告訴我開門的時候,球球淘氣,偷偷跑了出去,他找了許久也沒有找到。
那段日子。
我瘋了一樣發尋狗公告。
翻遍了整個小區。
腦子裡亂亂的,完全想不到他說的話的破綻。
直到今天。
黃薔說她最喜歡吃香肉。
說完,又皺起鼻子,「可惜了,現在的狗肉吃起來都柴,還得是那種精細養著的狗,吃起來才滑嫩香鮮。

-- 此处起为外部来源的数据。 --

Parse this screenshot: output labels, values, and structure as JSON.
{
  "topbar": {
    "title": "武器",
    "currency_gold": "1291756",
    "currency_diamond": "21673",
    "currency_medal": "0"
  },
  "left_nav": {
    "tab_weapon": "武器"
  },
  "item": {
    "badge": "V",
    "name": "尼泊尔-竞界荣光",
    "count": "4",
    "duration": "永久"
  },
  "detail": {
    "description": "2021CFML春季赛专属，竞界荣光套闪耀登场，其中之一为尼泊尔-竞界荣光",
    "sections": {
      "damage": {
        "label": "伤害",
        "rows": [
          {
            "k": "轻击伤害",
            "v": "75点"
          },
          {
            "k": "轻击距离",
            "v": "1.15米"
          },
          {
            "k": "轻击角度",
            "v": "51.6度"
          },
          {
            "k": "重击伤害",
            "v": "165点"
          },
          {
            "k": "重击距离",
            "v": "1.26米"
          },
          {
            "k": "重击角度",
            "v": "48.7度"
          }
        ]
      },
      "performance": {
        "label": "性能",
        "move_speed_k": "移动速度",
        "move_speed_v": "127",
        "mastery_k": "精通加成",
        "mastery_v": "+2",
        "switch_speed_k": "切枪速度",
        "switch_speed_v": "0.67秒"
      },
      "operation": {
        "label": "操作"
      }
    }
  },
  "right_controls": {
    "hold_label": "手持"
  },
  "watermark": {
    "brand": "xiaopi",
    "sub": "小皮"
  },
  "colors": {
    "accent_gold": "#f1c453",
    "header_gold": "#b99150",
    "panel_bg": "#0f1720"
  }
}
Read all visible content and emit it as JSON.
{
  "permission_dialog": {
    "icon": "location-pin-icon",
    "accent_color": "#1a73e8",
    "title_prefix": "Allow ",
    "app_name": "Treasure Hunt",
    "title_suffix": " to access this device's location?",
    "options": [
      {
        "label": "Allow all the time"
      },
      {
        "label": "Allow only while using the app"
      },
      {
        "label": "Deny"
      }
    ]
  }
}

」
腦海裡。
好像有什麼不對劃痕成了一條直線。
他們越喝越多。
人也漸漸失態起來。
我終於問出了我壓在心裡的問題。
也在一瞬間。
發現了許丞弛的僵硬。
他們急匆匆地,抱著黃薔走了。
有人藉著酒勁兒一把將我推得很遠。
直到 120 的聲音遠離。
許丞弛,也沒有回答我的問題。
我的球球。
是不是他蓄意送給黃薔吃的?!
03
酒局散了。
我沒有回家。
而是到了我和許丞弛的新房裡。
他爸媽見到我,很是意外。
「喬喬,你怎麼這個時候來了?」
我到廚房舉起菜刀。
兩個老人都嚇壞了,「別別別,這是怎麼了,許丞弛呢?他這個時間不是應該和你在一起嗎?」
可是,湧上頭的悲憤並不能讓我在這個時間尊重任何人。
我揮著菜刀,逼走他們。
第一刀落在了巨大的結婚照上。
第二刀,砍的是我們的定情信物。
第三刀第四刀......
新買的傢俱,還有剛剛上牆的電視機。
我用盡了力氣。
新房被我砸的稀爛。
二老嚇壞了,「喬喬,程馳是哪裡做了對不起你的事兒?」
他爸給許丞弛打電話。
可一通一通地電話過去,那邊並沒有人接。
他媽媽憂慮:
「房子成這樣了,明天的婚還怎麼結?」
「不結了。」
我聲音啞著。
丟下菜刀。
離開這所房子。
腳步剛剛邁出門檻。
他爸爸的電話終於有人接了。
「爸,你幹什麼一遍遍打電話?!
「黃薔受傷了,被宋喬打了臉,現在天大的事情都沒有黃薔重要!」
他爸爸著急:「宋喬現在就在這裡呢!」
電話裡沉默一刻。
「那正好,讓宋喬來醫院,黃薔的事,她需要一個正式的道歉!」
04
我蹲在馬路邊。
第一次學著抽菸。
球球,我養了七年。
從巴掌大開始就和我在一起。
它特別通人性。
每次在我情緒低落的時候,它都會陪在我身邊。
歪著小腦袋看我。
最後,在我抬起頭的時候跳上來蹭我的臉。
小小的一隻。
在我回家的時候像個小尾巴一樣跟在我身邊,腦袋會擱在我的手心。
可它在半年前突然就沒了。
我以為,要怪我自己不該在那個時候出差。
我以為是天災!
可沒想到是人禍!
只因為黃薔饞嘴!
抽完第十一支,我站起身,抹了一把臉。
電話響起。
許丞弛的聲音有些躁煩:
「你怎麼還沒來?!黃薔都已經醒了!
「你知不知道,你著一發脾氣,差點要了人的命!開玩笑而已,你是成年人,連玩笑都開不得嗎?